The project is organized into the following modules:
- core: The core module containing the main poi-scala library
- cats: The Cats functional programming integration module
- scalaz: The Scalaz functional programming integration module
- async: The module for asynchronous operations
- fatjar: Assembly module for creating fat JARs with all dependencies
- benchmarks: The module for performance benchmarks
# Show all available targets
make help
# Set up development environment
make dev-setup
# Quick development cycle (clean, compile, test-quick)
make dev
# Compile all sources
make compile
# Run all tests
make test
# Run specific test suites
make test-integration # Integration tests only
make test-laws # Typeclass and monoid law tests
make test-primitives # Core primitive tests (Cell, Row, etc.)
make test-features # Enhanced feature tests
# Run a specific test class
make test-only TEST='*MonoidLaws*'
make test-only TEST='info.folone.poi.IntegrationSpec'
# Continuous compilation (watches for changes)
make watch-compile
# Continuous testing (watches for changes)
make watch-test
# Quick development cycle
make dev # clean + compile + test-quick
# Full development setup
make dev-setup # clean + compile + test
# Pre-release checks
make pre-release # clean + compile + test + scalastyle + docs
# Run scalastyle checks
make scalastyle
# Format code
make format
# Check code formatting
make format-check
# Run benchmarks
make benchmarks/Jmh/run
# Show project information
make info
# Show dependency tree
make deps
# Update dependencies
make update
# Generate documentation
make docs
# Start Scala REPL with project classpath
make console
This project uses sbt-ci-release plugin.
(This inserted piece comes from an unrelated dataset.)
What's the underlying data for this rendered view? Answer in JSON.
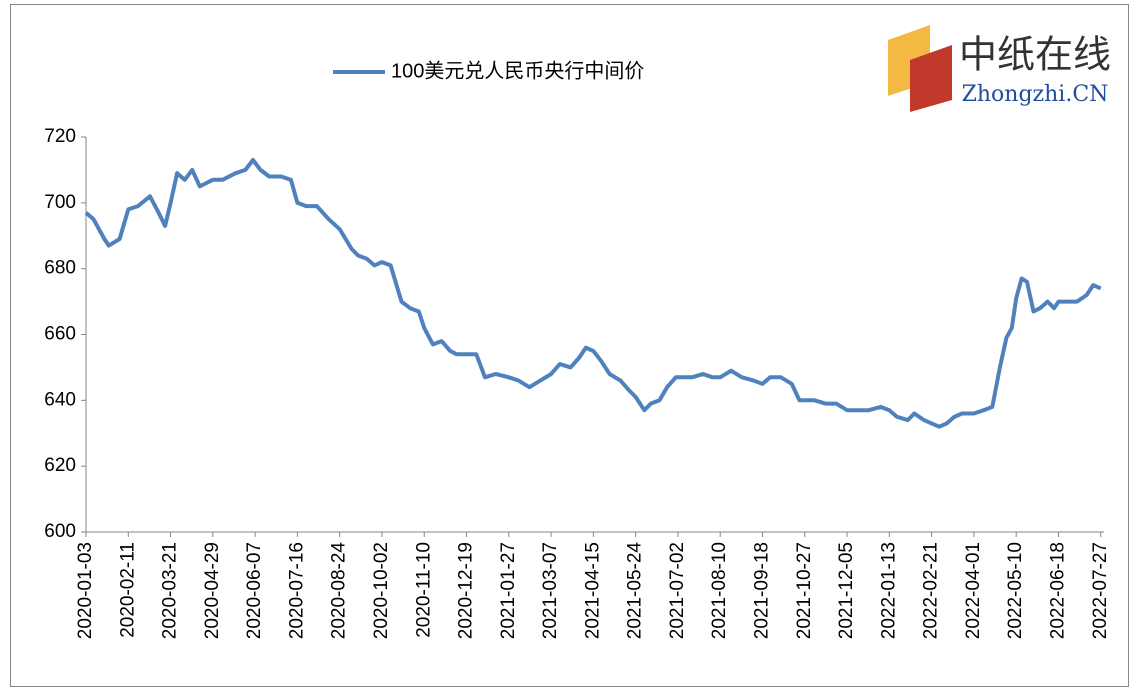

Snapshots are being published on every push to master
.
To publish a new stable release, just create a new tag like so: git tag -a v$next_version -m "v$next_version" && git push origin v$next_version
. Note that the tag name has to start with a v
, followed by a version number (for example v0.25
). You can verify a correctly pushed release by looking at the GitHub actions logs. If it says Tag push detected, publishing a stable release
, you've correctly pushed a new release (example).